僕がインドに行こうと思った理由は正直よく今でもわかりません。
しかし、インドで過ごした4週間は僕にとって忘れることができないかけがえのないものであり、どの場面を思い出してもそのときの感情がその場にいるかのようによみがえってくるほど印象的なものでした。
多くの人はインドに対して必ずしもいい印象を持っているわけではないと思います。治安が悪い、衛生面に不安があるなど、僕自身も友達にインドに行くというと、「俺は絶対無理だね」と言われた経験があります。それでも、僕はインドに行きたいと思いました。
結局は興味からはじまったと思うのです。たしかに留学をするにあたりヴィジョンであったり、目標や目的を持つことは留学を充実させるために大切ですが、僕が一番大切だと思うのは心構え、チャレンジ精神だと思います。とくにインドへの留学を考えている方にとっては大事なことだと思います。
インドには日本にない文化がたくさんあります。中には多少抵抗があることもあるかもしれません。しかし、それを理解してもっとインド文化を知ろうとする意欲や楽しもうとする姿勢をもてばインド留学は充実するのではないかと思いました。
まず、学校生活についてですが、授業の英語の学習はさほど難しくありませんが、だんだん難しくなっていきます。個人的には、日常会話の難易度のほうが高かったように思います。授業はとても生き生きしていて英語だけでなく、ダンスやヨガ、インドのダンス、造形などがあり毎日が新鮮でした。先生もとても優しく質問もしやすかったです。
英語の授業以外は現地の学生と会話をするなどとても和やかな雰囲気でした。また、通った学校はとてもすばらしい学校で学問に対する意識が高く刺激を受けることも多々ありレベルの高さを感じました。
ホストファミリーは本当に親切な方々です。僕は留学中に体調を崩してしまいましたが、常に僕の体調を気遣ってくれ安心感がありました。
また、ホストファミリーは留学中にもっとも多くの時間をともにすごす人たちなので、彼らとのコミュニケーションは大切です。とくにインド人は家族を大切にして、年上の人々に敬意を払います。その敬意を表す作法もあるくらいで、僕の先入観が取り払われるきっかけでもありました。
というのも、僕もインドという国はだまされることが多いとか、人が怖いとかいうイメージをインドに行ったこともないのに勝手に持っていました。確かに、想像していたような世界もあります。しかし、実際は愛情のある本当にすばらしい国です。

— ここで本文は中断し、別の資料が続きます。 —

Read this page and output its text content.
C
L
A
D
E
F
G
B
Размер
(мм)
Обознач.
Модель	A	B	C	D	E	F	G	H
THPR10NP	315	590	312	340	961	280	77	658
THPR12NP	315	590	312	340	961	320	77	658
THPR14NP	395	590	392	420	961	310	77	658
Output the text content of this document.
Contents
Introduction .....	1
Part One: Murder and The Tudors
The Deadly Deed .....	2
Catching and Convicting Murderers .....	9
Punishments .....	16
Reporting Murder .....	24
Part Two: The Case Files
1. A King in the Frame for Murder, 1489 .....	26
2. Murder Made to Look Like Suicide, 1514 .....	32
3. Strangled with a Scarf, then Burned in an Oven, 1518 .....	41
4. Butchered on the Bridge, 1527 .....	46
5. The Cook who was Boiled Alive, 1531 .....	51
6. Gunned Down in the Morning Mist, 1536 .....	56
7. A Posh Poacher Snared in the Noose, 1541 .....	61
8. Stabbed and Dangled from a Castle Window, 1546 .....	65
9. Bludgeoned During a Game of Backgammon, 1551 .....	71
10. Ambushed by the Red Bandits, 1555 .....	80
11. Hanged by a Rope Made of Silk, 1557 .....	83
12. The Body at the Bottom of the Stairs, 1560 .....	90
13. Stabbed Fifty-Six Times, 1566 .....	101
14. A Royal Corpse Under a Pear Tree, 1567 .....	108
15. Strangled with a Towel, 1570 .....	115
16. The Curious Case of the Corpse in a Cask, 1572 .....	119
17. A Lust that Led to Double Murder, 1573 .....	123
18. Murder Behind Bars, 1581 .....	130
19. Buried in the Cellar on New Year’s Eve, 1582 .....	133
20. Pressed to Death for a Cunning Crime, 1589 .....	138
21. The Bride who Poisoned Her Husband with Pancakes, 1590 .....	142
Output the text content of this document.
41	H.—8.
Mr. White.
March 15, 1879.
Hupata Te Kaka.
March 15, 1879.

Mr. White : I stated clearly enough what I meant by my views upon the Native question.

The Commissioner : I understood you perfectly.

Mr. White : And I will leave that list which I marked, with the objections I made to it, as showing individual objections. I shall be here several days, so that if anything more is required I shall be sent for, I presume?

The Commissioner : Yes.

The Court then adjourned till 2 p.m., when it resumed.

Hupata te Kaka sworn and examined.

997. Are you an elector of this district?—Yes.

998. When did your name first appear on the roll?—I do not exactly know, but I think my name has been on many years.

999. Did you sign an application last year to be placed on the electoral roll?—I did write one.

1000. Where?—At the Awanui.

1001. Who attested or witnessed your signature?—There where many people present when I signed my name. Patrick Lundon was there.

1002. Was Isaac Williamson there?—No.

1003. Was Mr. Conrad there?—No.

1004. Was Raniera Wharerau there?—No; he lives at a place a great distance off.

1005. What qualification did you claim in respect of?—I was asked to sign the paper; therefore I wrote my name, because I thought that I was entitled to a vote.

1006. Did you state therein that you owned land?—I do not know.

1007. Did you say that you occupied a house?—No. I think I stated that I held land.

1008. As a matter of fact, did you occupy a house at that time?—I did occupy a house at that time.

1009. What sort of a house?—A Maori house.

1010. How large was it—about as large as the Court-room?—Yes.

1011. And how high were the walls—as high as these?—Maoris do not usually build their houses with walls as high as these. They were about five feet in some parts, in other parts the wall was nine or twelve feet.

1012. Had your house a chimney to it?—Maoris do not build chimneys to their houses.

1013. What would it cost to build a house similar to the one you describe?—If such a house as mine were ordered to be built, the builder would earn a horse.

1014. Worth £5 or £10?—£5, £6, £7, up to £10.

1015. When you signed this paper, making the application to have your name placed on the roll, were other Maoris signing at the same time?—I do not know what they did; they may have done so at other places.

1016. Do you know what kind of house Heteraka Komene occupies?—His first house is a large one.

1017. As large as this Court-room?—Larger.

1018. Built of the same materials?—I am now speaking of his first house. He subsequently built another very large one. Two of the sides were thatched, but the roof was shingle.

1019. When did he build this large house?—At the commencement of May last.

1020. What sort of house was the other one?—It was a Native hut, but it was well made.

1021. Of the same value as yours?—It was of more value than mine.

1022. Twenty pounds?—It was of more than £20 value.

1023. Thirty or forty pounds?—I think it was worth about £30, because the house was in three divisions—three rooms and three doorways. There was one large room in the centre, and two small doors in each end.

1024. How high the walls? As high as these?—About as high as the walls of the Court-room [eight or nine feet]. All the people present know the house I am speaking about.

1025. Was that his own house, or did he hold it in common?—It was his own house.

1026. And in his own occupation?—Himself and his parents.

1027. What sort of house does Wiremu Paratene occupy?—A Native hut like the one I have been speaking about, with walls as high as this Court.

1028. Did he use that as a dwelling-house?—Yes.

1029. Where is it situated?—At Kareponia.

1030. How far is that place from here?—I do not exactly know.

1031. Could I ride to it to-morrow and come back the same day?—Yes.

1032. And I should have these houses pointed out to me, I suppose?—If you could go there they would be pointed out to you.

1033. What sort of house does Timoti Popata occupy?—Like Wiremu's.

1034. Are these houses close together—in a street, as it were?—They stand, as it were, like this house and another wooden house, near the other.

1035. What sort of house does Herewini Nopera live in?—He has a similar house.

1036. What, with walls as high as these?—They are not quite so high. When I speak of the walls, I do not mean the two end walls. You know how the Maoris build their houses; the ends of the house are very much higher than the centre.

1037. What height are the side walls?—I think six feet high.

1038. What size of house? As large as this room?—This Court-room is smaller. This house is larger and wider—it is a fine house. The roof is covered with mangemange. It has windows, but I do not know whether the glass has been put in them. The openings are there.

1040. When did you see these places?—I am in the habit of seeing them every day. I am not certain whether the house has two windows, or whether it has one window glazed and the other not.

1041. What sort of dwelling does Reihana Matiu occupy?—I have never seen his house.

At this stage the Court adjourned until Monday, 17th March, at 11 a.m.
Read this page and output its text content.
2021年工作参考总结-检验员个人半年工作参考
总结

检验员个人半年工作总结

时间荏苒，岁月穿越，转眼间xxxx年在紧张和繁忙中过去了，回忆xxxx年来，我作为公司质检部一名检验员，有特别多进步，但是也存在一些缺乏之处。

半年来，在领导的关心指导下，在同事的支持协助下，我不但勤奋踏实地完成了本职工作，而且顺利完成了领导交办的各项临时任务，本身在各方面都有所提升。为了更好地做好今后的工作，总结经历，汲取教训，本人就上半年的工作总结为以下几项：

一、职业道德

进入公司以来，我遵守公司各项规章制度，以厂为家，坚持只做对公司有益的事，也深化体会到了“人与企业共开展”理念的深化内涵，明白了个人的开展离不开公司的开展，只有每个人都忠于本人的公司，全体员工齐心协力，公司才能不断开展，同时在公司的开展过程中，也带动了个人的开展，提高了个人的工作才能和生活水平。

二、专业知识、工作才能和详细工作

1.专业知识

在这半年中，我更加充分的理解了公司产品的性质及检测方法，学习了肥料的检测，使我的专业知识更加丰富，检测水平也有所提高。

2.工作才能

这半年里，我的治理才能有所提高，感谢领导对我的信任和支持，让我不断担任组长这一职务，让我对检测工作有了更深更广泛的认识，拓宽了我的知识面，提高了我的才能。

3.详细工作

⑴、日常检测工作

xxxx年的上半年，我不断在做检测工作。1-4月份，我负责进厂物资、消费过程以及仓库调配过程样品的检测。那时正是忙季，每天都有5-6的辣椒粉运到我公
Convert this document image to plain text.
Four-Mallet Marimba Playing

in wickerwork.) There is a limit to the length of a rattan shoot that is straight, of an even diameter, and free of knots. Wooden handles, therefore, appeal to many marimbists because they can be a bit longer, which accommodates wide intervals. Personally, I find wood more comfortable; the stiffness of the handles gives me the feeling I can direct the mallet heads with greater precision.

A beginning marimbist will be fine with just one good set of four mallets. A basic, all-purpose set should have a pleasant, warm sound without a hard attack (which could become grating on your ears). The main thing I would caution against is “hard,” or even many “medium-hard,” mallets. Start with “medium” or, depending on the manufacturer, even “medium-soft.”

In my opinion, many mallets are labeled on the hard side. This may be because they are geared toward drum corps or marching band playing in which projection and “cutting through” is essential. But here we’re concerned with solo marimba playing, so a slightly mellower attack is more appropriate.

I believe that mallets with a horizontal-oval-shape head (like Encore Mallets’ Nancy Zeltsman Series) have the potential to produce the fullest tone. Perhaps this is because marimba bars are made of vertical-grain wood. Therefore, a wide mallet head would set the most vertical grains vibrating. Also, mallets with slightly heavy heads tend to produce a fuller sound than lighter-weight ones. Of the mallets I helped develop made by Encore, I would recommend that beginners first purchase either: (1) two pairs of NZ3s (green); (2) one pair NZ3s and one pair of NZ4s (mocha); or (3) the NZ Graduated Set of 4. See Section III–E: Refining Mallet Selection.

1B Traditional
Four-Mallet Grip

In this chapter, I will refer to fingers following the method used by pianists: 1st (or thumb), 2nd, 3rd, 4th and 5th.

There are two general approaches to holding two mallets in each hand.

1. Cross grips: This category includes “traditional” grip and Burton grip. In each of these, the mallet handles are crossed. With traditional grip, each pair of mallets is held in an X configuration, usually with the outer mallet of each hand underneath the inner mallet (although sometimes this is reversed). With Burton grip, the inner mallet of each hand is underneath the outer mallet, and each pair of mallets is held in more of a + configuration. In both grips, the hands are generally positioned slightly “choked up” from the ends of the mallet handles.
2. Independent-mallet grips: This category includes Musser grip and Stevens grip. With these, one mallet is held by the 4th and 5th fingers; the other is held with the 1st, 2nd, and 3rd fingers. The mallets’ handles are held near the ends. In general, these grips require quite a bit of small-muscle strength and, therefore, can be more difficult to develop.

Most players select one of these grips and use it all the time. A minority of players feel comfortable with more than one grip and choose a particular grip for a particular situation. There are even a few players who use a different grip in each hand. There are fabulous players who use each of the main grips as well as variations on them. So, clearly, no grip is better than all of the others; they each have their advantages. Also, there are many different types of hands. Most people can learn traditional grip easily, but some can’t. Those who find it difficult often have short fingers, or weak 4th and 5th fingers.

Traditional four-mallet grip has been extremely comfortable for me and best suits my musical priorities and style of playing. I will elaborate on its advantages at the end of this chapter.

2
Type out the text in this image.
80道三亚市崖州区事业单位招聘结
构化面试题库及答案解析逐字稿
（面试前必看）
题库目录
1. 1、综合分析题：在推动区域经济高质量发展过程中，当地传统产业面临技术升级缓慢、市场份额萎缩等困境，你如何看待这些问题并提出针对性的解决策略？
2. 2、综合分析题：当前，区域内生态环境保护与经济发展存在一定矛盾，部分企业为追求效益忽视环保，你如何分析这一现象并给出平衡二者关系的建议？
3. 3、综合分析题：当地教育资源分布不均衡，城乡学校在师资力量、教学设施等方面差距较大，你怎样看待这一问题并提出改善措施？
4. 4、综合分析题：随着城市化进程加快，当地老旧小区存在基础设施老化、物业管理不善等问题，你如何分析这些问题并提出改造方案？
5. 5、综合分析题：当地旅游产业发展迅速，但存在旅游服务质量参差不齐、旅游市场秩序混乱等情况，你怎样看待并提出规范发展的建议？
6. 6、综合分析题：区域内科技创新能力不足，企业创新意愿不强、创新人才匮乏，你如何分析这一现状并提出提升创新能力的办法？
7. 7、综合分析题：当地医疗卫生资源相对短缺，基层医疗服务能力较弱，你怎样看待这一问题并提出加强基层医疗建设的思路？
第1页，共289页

ところで、僕はこの4週間で心に刻まれた言葉が二つあります。
ひとつは、「君はなんでも受け入れるよね」という留学生の言葉です。インドにいってインドに対する先入観が壊れていき以前の自分を恥じて、なるべく多くのインド文化にふれようと思い、インドで散髪をし、ヘナをいれて、なるべくいろんなものを食べてと、恐れを忘れて挑戦し続けました。そのことを、周りのひとに実際に声に出して言ってもらえたことで、僕の挑戦が認められたようで、この上ない喜びでした。
もうひとつは、ホストマザーの言葉です。僕が失敗していろんな人に助けてもらい、情けなさに少し落ち込んでいるとき「あなたが受けたやさしさを、今度はあなたがかえせばいいのよ」と言われました。
留学中は楽しいこともありますが、つらいことや、かなしいこともたくさんありました。特に、僕はなかなか英語がうまく使えず悩んだし、後悔もしました。そんなときに支えてくれるのは、周りの留学生やホストファミリーでした。彼らとの交流はまだ続いていて一生の宝物です。
先述したように僕はほぼ興味本位でインドに留学しました。今考えると、やはり甘い考えだったなと思います。しかし、滞在する中でなりたい自分像や目標がみえてきて、それにひたむきに向かうことで、この留学を充実させることができました。これは、AFSの方々、現地の学校の方々、ホストファミリーのおかげであり、本当に感謝しています。
インドでは、もちろん語学の習得や異文化体験ができます。しかし、それと同時に自分の価値観を大きく変え、自分の世界を広げてくれる国でもあります。今後、僕は広い視野と寛容な心をもって僕を成長させてくれたインドに恩返しができるような活動がしたいと思っています。